Humanity is the core spirit of medicine——Speech by Professor Rui-Ping Xiao at the Award Ceremony for the Inaugural Medical Humanity Essay Competition
Professor Rui-Ping Xiao
(Associate Editor, NEJM; Managing Editor, NEJM医学前沿; Dean, College of Future Technology, Peking University)
It's a great honor and privilege to welcome all of you in this beautiful campus at the beautiful season, the golden season of the year. This is the first time for us to have this kind of activity.
Humanity is the core spirit of medicine. We have thought about this topic for years, but eventually today we have this Celebration. We have launched this initiative for our new medical culture, for the new medical education and for the benefits of our patients. I wish to take this opportunity to congratulate our awardees, six of them have the honour. They told us touching and compassionate stories about their experiences and their understanding of humanity.
And today we're not only celebrating these excellent essays, we're also planting the seeds in our educational system. When I was a medical student, I never had this kind of education. My classmates and I learnt about the drug discovery and development. We learnt how to diagnose diseases. We learnt some treatments. But nobody told us how to cure the patients, how to put our heart and soul, how to keep the medicine with temperature, with warmth, how to use our heart in addition to our brain. For medicine, the heart is more important than the brain. But a combination of the heart and the brain is what we need. That makes the real medicine, the real physician.

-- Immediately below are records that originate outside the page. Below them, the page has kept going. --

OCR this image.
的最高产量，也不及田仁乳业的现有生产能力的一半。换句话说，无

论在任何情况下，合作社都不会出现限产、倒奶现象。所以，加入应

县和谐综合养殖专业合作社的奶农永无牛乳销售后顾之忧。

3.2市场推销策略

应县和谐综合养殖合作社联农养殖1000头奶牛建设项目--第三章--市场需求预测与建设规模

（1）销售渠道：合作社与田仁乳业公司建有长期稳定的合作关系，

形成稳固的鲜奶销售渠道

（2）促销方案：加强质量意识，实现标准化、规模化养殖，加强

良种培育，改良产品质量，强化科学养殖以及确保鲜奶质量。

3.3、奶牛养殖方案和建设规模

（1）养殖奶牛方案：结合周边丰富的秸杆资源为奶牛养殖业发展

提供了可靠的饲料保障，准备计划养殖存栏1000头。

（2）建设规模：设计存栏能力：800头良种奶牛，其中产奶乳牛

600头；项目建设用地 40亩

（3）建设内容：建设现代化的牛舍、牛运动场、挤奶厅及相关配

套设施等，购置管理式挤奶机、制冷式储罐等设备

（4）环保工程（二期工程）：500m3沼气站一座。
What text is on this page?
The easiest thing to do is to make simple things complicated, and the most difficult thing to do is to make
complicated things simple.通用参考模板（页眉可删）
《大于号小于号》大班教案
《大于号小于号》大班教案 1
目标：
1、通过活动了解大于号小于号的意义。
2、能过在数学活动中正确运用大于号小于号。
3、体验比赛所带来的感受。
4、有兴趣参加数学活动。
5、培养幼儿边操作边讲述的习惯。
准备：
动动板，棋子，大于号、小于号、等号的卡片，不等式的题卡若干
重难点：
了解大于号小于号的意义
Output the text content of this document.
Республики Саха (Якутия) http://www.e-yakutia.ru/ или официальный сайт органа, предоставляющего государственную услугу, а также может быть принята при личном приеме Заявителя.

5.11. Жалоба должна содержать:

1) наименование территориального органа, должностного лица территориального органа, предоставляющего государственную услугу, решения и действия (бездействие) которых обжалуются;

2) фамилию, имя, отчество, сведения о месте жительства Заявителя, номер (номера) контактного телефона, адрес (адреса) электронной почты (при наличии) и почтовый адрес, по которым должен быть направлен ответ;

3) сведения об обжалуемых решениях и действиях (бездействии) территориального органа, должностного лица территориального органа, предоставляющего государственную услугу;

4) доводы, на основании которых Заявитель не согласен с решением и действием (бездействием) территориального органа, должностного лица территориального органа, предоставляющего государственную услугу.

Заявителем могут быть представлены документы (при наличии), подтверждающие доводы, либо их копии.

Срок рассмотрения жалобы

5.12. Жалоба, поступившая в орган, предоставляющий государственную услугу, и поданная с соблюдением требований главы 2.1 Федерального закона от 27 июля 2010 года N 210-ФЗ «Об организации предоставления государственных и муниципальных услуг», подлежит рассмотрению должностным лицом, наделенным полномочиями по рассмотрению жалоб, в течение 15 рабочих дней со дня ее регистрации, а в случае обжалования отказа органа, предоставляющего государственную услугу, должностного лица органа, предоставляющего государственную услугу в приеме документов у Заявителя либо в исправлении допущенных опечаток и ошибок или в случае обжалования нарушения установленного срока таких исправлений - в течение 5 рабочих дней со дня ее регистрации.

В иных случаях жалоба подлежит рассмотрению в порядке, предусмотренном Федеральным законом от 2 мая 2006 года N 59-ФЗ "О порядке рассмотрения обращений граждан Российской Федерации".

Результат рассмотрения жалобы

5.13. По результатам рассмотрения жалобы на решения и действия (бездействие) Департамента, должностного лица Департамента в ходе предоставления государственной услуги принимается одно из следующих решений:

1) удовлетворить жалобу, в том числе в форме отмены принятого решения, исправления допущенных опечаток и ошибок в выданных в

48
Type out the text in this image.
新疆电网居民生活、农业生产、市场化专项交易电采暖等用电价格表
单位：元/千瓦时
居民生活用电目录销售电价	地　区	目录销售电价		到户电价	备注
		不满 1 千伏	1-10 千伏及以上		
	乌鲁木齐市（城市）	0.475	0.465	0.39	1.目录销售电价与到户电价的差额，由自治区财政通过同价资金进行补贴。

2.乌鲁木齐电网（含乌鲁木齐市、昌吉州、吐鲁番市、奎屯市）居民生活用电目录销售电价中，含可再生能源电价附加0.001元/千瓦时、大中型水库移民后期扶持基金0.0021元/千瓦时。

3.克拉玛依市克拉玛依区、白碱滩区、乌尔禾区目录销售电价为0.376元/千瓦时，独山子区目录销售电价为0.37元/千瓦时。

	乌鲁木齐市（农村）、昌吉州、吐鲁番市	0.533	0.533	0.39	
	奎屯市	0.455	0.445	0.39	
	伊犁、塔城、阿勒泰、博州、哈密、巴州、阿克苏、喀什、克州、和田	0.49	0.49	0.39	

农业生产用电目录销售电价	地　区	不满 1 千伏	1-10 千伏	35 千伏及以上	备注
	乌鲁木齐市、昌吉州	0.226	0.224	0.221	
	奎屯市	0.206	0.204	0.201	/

The range and depth of our essays are far beyond my expectation. We received submissions from not only this land, from China, but from North America, including US and Canada. Among those essays, a touching story talked about an elder suffering from late stage lung cancer. He had enjoyed smoking for decades, but everybody told him “you should quit”. One of his physicians was so caring, just like a son of him. He said “oh, if you wish to keep smoking, please do it”. Then that's like the most happy thing happened in the patient’s life. He had kept smoking and survived for another four years.
So the impact of this competition, I just give an example, has been profound and far reaching not only to our participants but to all the faculty. We carefully reviewed more than 400 essays with our heart and thought. Now only six of them have the honour award, but they are all so excellent. It is difficult to decide who is No. 1, No. 2 and No. 3. But we are humans with preference and feelings.
I also would like to extend my sincere thanks to Professor Qide Han. He has initiated the culture, cultivated humanity in our medical education system. It was my great honor to have the opportunity to communicate with him occasionally. He mentioned that when he was young he was assigned to work in a rural clinic in a poor village. They didn't have advanced technology or medicine, but they did a good job in treating their patients. What's the magic? They used the heart, not only the brain. Professor Han has set an amazing role model for the young generation physicians. He has not only cultivated the culture of medical humanity in this campus, but also advocates this spirit and culture nationwide.
As we celebrate this remarkable event, those essays will shed new light on our understanding of the real human being, the real spirit, the real wisdom. I cherish that. I hope everybody else also can feel the same way.
Now, what is the real feeling in my heart? I would like to emphasize compassion, empathy and deep sense of connection, that make us be a friend, be a family member of our patients. That’s so important and makes us a real doctor.